The Local Root Provides Clark Community Real Food
Worcester boasts several farmer's markets, but they can be hard to get to on an academic schedule. A student run venture, The Local Root, solves that problem for students, faculty and staff who want access to fresh and local foods. The Local Root re-sells locally and sustainably grown produce as well as healthy grains via farmer's market-style tables on the Green and via a subscription and on-campus delivery service. For more information, email The Local Root.
ECO Award Goes to Clark for 2012
Clark is proud to be a 'Leader' in the Department of Transportation's Excellence in Commuter Options (ECO) state-wide ranking. The award was presented in March 2013, due to our many sustainable transportation options for students and employees: shuttles, bike share, car share, vanpool, rideshare, carpool parking, bus and train access. Take advantage of going a greener way!
Clark's Electric Vehicle Charging Stations First in Central Massachusetts
Two plug-in electric vehicle (EV) charging stations were installed in Dec. 2011 at Lasry BioScience and the Woodland St. parking lot. The EV charging stations were the first in Worcester and among the first west of Boston. Clark-based Institute for Energy and Sustainability helped get the ARRA award for the 'Chargepoint America' networked stations. Bring on the plug in electric cars!
Clark Joins NuRide, You Get Rewards for Greener Trips
MassDOT sponsors NuRide, and Clark University is now a member—so everyone with a Clark email is a member, too. NuRide provides a self-reporting online tool for every greener trip. If you carpool, walk, bike, use public transit to school, work, shopping, entertainment or even work from home you get points. Points add up and can be redeemed for goods and services.
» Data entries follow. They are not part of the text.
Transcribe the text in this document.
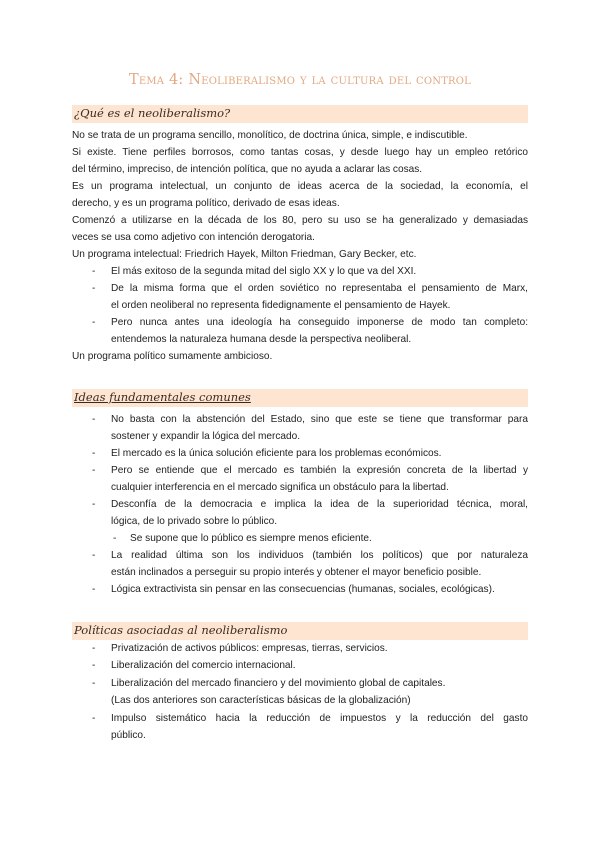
Tema 4: Neoliberalismo y la cultura del control
¿Qué es el neoliberalismo?
No se trata de un programa sencillo, monolítico, de doctrina única, simple, e indiscutible.
Si existe. Tiene perfiles borrosos, como tantas cosas, y desde luego hay un empleo retórico
del término, impreciso, de intención política, que no ayuda a aclarar las cosas.
Es un programa intelectual, un conjunto de ideas acerca de la sociedad, la economía, el
derecho, y es un programa político, derivado de esas ideas.
Comenzó a utilizarse en la década de los 80, pero su uso se ha generalizado y demasiadas
veces se usa como adjetivo con intención derogatoria.
Un programa intelectual: Friedrich Hayek, Milton Friedman, Gary Becker, etc.
- El más exitoso de la segunda mitad del siglo XX y lo que va del XXI.
- De la misma forma que el orden soviético no representaba el pensamiento de Marx,
el orden neoliberal no representa fidedignamente el pensamiento de Hayek.
- Pero nunca antes una ideología ha conseguido imponerse de modo tan completo:
entendemos la naturaleza humana desde la perspectiva neoliberal.
Un programa político sumamente ambicioso.
Ideas fundamentales comunes
- No basta con la abstención del Estado, sino que este se tiene que transformar para
sostener y expandir la lógica del mercado.
- El mercado es la única solución eficiente para los problemas económicos.
- Pero se entiende que el mercado es también la expresión concreta de la libertad y
cualquier interferencia en el mercado significa un obstáculo para la libertad.
- Desconfía de la democracia e implica la idea de la superioridad técnica, moral,
lógica, de lo privado sobre lo público.
- Se supone que lo público es siempre menos eficiente.
- La realidad última son los individuos (también los políticos) que por naturaleza
están inclinados a perseguir su propio interés y obtener el mayor beneficio posible.
- Lógica extractivista sin pensar en las consecuencias (humanas, sociales, ecológicas).
Políticas asociadas al neoliberalismo
- Privatización de activos públicos: empresas, tierras, servicios.
- Liberalización del comercio internacional.
- Liberalización del mercado financiero y del movimiento global de capitales.
(Las dos anteriores son características básicas de la globalización)
- Impulso sistemático hacia la reducción de impuestos y la reducción del gasto
público.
Help Clark achieve its Climate Action Plan goals by taking greener trips with NuRide or other sustainable transportation choices.
Cycles of Change Offers Bike Repair Services, Clinic
Clark's student-run bike share program, Cycles of Change, has expanded and remodeled their workshop and will be offering free bike repair clinics so you can learn how to fix your bike—or they can fix it for you. Over 10 share bikes are available to members.